On April 5, my wife and I took our niece to see Cavetown, an English singer-songwriter. We stood for hours among a sea of Gen Z and young millennial fans. Chatting with some of the other parents before the concert began, we were the old intruders, merely rides and chaperones for those too young to drive or too broke to have a car.

I was overwhelmed by the large amount of queer joy that washed over them. The concert crowd was a mix of multicolored hairstyles, fashion choices that reflected a simultaneous embrace and rejection of every fashion trend of the past 50 years, and more than anything, a refuge for them to celebrate themselves and each other.

It was unexpected, in the best way possible.

The concert attendees wore Pride flags as capes, reflecting their collective individualities: Aromantic. Genderfluid. Pansexual. Trans. The traditional rainbow gay Pride flag was nearly absent.

Others brought stuffed animals, which I assume is some inside cultural joke. Concert souvenirs, or “merch” as my niece corrected me, were reasonably priced. The vibe had an element of queer freedom that, between the pandemic and constant attacks from their government, was desperately needed.

Despite them having millions of streams and video views, there’s a good chance you’ve never heard of trans singer Cavetown or his two opening acts, Tessa Violet and Addison Grace (who is nonbinary). Until I bought the tickets, I hadn’t either.

The three artists represent the latest in a wave of YouTube-grown indie pop performers. They cultivate online fan bases with their tech, skills, ukuleles and music videos shot in their bedrooms. The songs talk of same sex crushes, gender identity, mental health struggles — but without the need for subtext or metaphorical lyrics we relied upon in previous decades.

They’re straightforward and vulnerable, much like their fans.

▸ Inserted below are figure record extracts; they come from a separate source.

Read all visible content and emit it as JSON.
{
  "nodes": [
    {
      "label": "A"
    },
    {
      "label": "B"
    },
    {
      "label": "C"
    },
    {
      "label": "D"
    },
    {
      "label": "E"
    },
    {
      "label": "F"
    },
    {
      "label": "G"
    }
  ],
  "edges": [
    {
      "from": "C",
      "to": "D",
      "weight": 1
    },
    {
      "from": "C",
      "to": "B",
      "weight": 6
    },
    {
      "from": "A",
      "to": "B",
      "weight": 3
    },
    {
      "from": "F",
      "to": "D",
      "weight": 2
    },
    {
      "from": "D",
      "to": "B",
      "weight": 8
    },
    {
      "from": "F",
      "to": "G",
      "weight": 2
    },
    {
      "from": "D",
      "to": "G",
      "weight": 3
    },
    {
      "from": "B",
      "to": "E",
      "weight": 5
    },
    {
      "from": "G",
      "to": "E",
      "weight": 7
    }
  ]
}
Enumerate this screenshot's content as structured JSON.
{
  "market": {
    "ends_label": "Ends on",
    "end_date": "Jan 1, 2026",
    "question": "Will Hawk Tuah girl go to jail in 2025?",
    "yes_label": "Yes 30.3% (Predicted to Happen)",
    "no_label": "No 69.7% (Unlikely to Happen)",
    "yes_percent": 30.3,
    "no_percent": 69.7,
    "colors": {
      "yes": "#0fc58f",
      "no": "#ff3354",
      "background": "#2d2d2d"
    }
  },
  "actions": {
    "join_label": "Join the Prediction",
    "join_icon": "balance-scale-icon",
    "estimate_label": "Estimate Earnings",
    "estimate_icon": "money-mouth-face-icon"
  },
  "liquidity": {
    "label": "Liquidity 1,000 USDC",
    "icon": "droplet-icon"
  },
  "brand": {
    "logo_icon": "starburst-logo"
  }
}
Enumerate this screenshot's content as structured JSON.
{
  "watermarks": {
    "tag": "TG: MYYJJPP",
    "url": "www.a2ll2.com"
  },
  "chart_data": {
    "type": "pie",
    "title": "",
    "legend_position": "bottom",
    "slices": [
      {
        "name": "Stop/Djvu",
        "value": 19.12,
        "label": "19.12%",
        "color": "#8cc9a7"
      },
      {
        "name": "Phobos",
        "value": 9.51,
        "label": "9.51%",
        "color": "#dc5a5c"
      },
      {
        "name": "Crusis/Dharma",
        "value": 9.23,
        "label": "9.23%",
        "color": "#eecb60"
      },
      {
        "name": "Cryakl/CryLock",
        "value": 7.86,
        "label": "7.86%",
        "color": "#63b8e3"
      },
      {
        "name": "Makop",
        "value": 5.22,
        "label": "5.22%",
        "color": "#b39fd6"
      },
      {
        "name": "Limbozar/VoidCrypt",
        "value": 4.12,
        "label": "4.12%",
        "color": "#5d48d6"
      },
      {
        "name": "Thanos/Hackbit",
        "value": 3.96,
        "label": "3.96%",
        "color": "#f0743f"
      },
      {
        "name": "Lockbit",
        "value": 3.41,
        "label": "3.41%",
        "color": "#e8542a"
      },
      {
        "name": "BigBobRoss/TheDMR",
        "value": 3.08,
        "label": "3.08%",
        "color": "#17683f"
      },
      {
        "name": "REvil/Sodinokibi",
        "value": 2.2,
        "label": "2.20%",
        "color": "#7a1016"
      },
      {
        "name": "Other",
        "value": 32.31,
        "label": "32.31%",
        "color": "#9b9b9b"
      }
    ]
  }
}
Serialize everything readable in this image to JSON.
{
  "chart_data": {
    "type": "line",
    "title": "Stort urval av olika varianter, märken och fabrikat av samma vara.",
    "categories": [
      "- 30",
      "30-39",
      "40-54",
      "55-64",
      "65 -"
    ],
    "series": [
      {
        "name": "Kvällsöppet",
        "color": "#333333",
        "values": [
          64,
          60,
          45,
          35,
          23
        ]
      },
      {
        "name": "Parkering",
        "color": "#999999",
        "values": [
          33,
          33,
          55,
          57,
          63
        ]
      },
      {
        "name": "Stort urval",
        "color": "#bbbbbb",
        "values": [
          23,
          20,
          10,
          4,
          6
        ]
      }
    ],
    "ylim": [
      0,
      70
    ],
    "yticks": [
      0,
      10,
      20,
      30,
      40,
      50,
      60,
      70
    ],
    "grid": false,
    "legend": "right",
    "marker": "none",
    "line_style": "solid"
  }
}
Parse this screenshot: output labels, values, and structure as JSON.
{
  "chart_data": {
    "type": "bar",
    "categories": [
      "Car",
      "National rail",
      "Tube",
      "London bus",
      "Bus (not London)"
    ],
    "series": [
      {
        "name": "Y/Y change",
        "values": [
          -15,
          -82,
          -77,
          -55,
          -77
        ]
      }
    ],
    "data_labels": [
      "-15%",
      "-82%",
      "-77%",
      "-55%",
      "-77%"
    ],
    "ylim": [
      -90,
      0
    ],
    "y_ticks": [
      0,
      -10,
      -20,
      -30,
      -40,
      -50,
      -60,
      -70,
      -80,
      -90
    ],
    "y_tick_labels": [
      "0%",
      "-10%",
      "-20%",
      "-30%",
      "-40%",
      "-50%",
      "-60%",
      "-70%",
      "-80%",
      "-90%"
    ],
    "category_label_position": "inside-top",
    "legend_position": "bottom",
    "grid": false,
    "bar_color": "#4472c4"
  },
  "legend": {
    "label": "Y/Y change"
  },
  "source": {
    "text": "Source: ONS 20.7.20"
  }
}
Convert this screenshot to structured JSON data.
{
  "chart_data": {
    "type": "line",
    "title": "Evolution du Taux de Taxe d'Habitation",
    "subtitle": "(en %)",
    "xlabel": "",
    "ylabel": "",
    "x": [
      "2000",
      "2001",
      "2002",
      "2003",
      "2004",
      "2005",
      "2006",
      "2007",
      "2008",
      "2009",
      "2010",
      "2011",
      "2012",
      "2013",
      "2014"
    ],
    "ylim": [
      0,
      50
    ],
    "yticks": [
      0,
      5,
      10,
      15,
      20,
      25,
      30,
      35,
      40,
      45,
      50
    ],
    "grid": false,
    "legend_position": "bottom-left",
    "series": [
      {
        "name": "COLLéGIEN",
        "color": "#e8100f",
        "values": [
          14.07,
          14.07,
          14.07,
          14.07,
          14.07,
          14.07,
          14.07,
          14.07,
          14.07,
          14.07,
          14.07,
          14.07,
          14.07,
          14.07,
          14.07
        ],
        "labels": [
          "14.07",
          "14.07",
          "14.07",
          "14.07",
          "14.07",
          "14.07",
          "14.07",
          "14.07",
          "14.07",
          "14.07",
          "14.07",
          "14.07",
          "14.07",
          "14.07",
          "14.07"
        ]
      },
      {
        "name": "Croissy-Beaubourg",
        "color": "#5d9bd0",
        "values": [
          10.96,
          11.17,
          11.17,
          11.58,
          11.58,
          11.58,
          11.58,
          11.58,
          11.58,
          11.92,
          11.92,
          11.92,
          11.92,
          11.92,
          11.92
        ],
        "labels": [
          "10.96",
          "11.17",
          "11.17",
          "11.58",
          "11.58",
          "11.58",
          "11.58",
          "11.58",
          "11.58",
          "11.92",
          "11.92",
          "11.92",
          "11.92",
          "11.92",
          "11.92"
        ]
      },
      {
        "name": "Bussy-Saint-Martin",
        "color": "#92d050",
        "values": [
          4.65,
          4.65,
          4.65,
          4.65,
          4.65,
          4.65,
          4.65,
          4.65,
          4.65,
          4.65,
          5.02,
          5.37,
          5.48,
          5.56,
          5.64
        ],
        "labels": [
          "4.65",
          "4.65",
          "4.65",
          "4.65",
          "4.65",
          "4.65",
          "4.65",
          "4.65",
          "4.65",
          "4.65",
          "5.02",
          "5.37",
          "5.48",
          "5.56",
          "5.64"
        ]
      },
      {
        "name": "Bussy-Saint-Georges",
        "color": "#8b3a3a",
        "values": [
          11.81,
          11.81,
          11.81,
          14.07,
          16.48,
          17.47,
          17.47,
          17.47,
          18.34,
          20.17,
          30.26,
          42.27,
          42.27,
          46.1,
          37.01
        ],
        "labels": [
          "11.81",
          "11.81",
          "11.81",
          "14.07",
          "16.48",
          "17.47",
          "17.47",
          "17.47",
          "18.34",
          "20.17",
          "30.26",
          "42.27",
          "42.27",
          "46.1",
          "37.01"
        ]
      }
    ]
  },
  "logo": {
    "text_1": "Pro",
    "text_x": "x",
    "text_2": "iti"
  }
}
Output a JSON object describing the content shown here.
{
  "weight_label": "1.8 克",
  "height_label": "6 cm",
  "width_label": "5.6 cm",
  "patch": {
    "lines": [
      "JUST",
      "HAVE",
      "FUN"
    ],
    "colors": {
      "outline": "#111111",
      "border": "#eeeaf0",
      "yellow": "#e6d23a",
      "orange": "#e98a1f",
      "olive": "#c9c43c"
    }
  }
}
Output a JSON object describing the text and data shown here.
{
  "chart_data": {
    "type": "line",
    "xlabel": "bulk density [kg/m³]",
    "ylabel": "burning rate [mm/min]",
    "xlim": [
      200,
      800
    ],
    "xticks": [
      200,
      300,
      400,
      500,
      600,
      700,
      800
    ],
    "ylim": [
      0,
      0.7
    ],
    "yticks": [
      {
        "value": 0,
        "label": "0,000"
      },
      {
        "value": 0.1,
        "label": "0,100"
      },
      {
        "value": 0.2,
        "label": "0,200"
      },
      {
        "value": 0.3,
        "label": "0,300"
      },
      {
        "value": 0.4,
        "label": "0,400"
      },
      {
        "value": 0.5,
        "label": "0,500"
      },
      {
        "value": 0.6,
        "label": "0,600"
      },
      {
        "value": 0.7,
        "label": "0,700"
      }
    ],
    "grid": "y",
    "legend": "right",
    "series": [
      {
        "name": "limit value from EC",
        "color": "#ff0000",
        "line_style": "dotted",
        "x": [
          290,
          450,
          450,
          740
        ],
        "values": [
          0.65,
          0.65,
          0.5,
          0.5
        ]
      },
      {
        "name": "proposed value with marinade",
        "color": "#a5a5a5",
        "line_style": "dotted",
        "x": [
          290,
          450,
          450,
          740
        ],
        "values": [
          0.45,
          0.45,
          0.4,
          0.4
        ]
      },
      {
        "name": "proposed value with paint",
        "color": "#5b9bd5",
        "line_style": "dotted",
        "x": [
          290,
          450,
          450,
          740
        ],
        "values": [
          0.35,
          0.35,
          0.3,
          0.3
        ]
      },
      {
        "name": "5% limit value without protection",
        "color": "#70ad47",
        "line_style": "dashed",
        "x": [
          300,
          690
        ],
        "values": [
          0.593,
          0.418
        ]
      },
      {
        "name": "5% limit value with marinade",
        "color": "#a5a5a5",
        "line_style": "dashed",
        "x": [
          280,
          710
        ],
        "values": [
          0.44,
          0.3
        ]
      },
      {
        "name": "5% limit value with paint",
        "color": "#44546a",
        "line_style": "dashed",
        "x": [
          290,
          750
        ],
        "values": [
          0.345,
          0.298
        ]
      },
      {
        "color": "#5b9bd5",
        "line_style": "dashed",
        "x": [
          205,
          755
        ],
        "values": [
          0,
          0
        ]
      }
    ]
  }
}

The musical genres of these artists offer imprecise definitions. It can be called Queer, Sapphic, Indie, Lo-fi,

Bedroom or DIY pop. Honestly, just take an adjective, verb or noun and follow it with “pop,” and you get the general idea.

Many of the artists are openly queer, and the ones that are straight (like Tessa Violet) are some of the fiercest allies you’ll find. They’re fiercely aware that their success is one part talent and one part being embraced by rabidly passionate LGBTQ youth trying to figure life out.

Sunday’s Grammy Awards offered more examples of LGBTQ artists gaining mainstream acceptance, which should always be celebrated. A country song about coming out won! Who could have foreseen that?

But what I saw in downtown Dallas on Tuesday night felt different. It was more raw, less produced. In the words of my niece, it was a total vibe.

I don’t know if Cavetown or any of these YouTube stars will ever win a Grammy. I don’t think the fans care.

Someone they saw only online was live, in the same space with them. And that connection mattered more than the corporate industry praise of an awards show.

This new generation of queer kids aren’t seeking our approval or acceptance. They are each other’s source of refuge. They have the support of each other. That’s all they need.

Aubree Calvin is writer and cohost of the Podcast Southern Queeries.